Eat plenty of fruits and vegetables (more than 5 cups a day). Most dietitians agree that a diet rich in plant foods may be healthier than a diet that contains a lot of animal products. Fruits and vegetables have lower fat content and higher fiber content compared to animal products, and most are packed with nutrients. Some easy ways to add more vegetables and fruit to your diet:
- Buy a new fruit or vegetable every time you go to the grocery store. Healthy eating means you are eating a VARIETY of foods. Sure, carrots are full of vitamins, but if all you ate were carrots, you wouldn't be healthy. Treat yourself to a nice honeydew melon. Don't be afraid to try something new! Put some eggplant or asparagus into your cart. Many stores have instructions on how to prepare them. If yours doesn't, ask someone in the produce section for help.

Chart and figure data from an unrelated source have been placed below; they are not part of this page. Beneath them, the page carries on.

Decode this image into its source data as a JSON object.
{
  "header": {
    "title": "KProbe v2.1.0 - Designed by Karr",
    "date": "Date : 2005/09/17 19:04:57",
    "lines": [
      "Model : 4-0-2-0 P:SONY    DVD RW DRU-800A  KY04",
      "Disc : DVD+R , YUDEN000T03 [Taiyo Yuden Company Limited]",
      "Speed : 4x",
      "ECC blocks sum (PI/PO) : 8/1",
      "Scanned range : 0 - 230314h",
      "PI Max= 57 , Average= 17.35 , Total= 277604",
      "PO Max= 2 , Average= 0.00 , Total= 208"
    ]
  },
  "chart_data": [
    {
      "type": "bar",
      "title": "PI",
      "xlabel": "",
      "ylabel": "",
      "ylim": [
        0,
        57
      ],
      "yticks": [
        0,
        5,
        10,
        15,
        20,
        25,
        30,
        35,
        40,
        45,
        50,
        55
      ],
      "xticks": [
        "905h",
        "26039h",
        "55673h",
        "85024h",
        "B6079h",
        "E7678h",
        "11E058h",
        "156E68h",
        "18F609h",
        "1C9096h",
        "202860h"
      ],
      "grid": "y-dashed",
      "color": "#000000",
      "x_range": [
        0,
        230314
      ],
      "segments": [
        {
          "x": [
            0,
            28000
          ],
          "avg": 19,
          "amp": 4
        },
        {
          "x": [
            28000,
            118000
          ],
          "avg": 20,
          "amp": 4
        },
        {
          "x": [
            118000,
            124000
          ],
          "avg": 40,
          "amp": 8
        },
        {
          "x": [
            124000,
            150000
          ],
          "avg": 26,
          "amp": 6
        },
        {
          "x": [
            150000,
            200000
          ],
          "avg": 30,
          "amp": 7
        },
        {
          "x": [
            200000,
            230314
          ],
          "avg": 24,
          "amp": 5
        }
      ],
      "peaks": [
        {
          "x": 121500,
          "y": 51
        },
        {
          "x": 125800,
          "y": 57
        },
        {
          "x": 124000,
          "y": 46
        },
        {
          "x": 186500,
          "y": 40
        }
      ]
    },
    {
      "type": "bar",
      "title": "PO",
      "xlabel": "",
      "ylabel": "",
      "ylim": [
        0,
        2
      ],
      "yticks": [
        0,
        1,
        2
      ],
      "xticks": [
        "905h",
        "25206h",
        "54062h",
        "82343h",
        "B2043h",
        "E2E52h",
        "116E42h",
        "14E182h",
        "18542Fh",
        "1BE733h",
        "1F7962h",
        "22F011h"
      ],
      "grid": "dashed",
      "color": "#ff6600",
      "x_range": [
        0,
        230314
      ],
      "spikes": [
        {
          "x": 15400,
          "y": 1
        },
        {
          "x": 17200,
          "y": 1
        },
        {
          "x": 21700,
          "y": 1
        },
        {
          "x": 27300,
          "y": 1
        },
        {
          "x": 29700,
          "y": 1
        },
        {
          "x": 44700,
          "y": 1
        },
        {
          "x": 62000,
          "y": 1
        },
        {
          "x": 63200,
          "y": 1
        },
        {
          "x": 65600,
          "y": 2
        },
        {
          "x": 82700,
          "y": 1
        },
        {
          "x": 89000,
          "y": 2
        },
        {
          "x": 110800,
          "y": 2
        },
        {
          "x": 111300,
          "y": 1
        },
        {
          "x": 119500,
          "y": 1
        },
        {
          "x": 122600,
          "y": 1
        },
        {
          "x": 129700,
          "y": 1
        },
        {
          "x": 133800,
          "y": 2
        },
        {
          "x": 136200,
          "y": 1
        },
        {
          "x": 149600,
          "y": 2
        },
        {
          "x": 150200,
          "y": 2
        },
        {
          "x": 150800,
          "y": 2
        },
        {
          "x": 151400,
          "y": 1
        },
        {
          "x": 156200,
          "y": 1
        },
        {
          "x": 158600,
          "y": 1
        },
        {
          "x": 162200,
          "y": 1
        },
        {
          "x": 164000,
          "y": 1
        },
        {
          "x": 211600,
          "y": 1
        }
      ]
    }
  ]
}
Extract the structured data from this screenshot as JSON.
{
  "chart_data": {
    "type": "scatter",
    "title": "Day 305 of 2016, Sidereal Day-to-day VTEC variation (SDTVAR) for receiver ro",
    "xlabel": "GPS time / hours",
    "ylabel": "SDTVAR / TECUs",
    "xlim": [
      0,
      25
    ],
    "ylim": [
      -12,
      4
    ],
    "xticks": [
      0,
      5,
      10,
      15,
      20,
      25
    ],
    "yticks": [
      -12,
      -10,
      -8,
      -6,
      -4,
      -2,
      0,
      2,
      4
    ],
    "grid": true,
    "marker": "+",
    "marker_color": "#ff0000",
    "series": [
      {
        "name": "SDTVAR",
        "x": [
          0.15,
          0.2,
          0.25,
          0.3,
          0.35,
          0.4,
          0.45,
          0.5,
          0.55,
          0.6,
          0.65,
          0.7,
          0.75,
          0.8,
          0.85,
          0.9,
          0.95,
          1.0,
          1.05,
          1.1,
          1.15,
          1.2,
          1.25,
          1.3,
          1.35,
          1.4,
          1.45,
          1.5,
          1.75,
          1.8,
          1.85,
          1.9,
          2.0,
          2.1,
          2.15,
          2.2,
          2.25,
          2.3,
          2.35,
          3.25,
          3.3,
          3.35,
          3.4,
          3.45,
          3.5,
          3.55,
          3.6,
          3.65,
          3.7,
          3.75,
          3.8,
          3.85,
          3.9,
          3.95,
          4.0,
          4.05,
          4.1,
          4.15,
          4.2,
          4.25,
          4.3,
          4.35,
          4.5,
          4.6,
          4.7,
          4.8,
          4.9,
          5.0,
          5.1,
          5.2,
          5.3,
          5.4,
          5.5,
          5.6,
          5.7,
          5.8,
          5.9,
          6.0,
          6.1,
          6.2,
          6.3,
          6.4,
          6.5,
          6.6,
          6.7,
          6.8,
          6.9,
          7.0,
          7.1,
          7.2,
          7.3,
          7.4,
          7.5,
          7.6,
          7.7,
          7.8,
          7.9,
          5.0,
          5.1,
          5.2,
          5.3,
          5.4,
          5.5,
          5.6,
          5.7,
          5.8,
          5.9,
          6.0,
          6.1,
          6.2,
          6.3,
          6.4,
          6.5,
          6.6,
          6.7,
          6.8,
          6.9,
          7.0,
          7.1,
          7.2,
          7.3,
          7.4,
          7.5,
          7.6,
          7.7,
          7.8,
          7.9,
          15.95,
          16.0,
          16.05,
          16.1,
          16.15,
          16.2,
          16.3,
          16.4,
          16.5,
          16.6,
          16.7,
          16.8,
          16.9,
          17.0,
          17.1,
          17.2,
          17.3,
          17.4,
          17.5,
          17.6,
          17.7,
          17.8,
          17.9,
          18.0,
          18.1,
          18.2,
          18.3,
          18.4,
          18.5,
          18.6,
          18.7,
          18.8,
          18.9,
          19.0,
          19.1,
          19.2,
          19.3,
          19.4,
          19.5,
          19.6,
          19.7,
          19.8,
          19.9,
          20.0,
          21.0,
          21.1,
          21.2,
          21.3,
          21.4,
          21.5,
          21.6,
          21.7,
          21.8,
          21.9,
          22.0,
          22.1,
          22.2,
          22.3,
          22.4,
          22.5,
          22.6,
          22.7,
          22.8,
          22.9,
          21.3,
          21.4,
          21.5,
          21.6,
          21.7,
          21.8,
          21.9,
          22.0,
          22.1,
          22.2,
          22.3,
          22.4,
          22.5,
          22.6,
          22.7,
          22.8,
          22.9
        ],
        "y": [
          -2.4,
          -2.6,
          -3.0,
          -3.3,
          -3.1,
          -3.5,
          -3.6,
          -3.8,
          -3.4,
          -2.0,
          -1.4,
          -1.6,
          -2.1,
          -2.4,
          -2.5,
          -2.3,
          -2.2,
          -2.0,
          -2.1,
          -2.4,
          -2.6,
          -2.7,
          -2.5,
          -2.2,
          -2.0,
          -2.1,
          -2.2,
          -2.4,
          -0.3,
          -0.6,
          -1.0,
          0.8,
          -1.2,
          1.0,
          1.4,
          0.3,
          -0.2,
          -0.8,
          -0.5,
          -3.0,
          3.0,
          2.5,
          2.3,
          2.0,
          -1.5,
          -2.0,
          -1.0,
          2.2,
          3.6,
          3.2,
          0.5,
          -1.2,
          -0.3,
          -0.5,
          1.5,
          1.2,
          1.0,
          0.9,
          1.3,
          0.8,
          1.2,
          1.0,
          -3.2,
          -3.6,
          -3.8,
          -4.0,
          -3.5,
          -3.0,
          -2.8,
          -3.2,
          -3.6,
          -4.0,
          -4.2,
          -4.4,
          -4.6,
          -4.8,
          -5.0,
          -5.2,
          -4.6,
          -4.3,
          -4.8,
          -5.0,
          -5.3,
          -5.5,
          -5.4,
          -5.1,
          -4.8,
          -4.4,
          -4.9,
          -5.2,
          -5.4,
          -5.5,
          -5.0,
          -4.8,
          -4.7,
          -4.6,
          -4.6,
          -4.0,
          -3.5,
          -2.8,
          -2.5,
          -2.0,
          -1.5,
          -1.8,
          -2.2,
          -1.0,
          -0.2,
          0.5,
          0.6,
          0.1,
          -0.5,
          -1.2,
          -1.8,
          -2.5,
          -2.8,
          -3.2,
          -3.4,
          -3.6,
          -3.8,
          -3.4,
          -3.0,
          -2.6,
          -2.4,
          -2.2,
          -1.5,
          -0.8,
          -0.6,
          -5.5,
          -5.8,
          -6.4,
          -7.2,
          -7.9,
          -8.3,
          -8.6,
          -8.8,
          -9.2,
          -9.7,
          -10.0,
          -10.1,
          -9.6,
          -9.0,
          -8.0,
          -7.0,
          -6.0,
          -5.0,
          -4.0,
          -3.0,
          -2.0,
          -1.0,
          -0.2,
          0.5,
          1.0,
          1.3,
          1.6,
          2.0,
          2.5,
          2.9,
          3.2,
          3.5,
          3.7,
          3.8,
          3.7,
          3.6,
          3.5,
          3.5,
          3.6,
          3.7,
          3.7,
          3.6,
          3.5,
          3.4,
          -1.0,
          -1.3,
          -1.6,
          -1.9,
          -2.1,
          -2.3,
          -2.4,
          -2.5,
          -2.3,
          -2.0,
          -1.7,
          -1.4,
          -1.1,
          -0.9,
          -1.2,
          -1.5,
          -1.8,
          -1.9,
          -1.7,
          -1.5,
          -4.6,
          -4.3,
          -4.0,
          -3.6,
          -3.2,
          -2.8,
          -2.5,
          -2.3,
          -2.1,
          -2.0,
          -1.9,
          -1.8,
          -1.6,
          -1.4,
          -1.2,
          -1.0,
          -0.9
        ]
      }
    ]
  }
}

- Add chopped squash, mushrooms, onions, or carrots to jarred or fresh spaghetti sauce (serve on pasta for a great dinner). The more vegetables the merrier!
- Eat tomatoes, tomatoes, tomatoes — raw in salad, sandwiches, salsa, juice, alone (like a piece of fruit), or cooked in sauces. Cooking actually enhances a tomato's nutritional value.

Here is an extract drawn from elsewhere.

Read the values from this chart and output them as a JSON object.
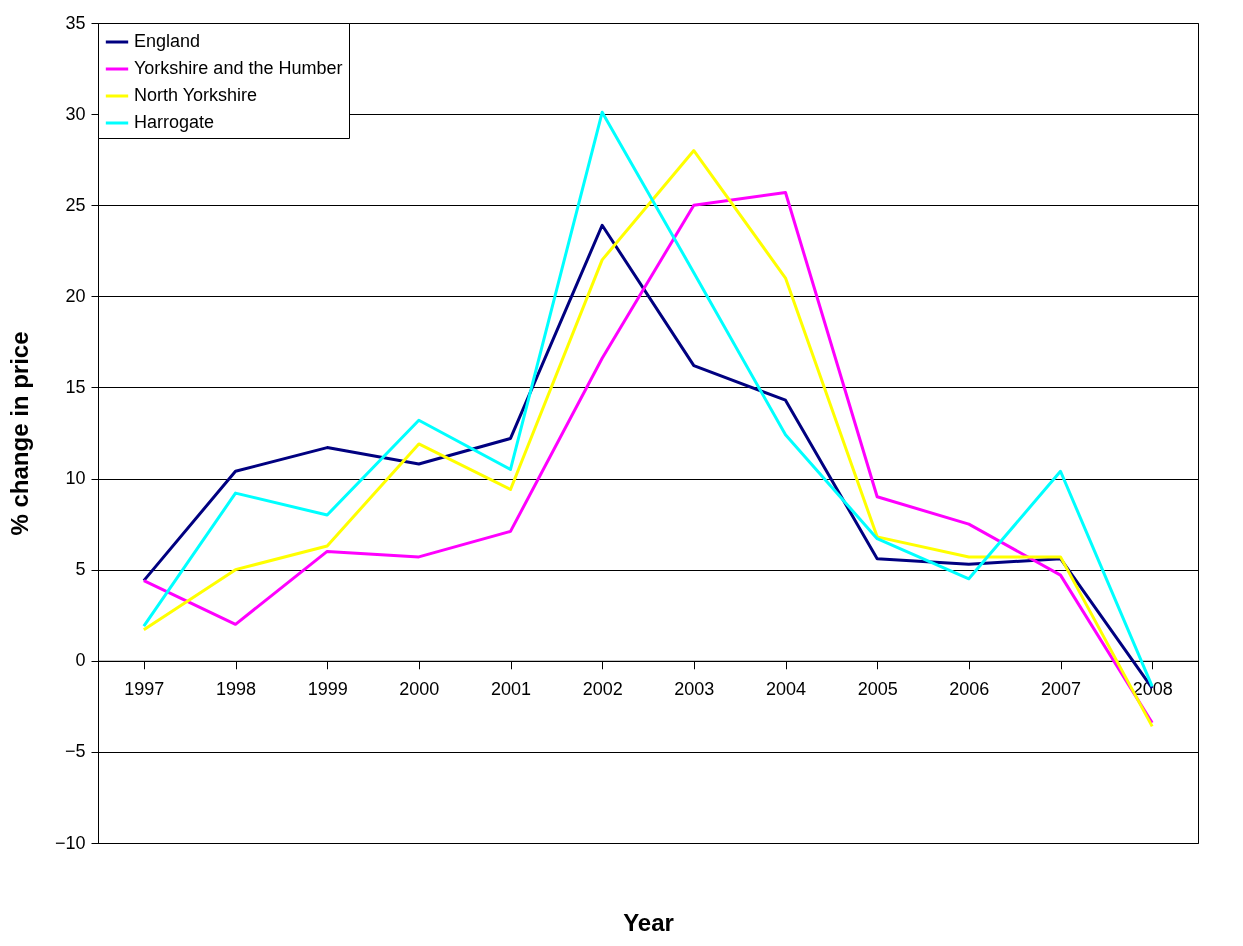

- Eat whole fruit rather than drinking fruit juice. Whole fruit reduces calories, adds fiber, and increases feelings of fullness. While dried fruit has just as much fiber as fresh fruit, the calories per serving are much higher (dried fruit also can make you gassy).
- Snack on organic baby carrots and celery (keep a cooler of them in the car if you're running errands all day).
- Throw handfuls of spinach into stews and soups.
- Add chopped scallions, shredded lettuce, or cabbage to potato salad.
- Add broccoli, tomatoes, or zucchini to scrambled eggs or omelets.
- Freeze grapes and berries in single-serving containers for a cool treat during summer months.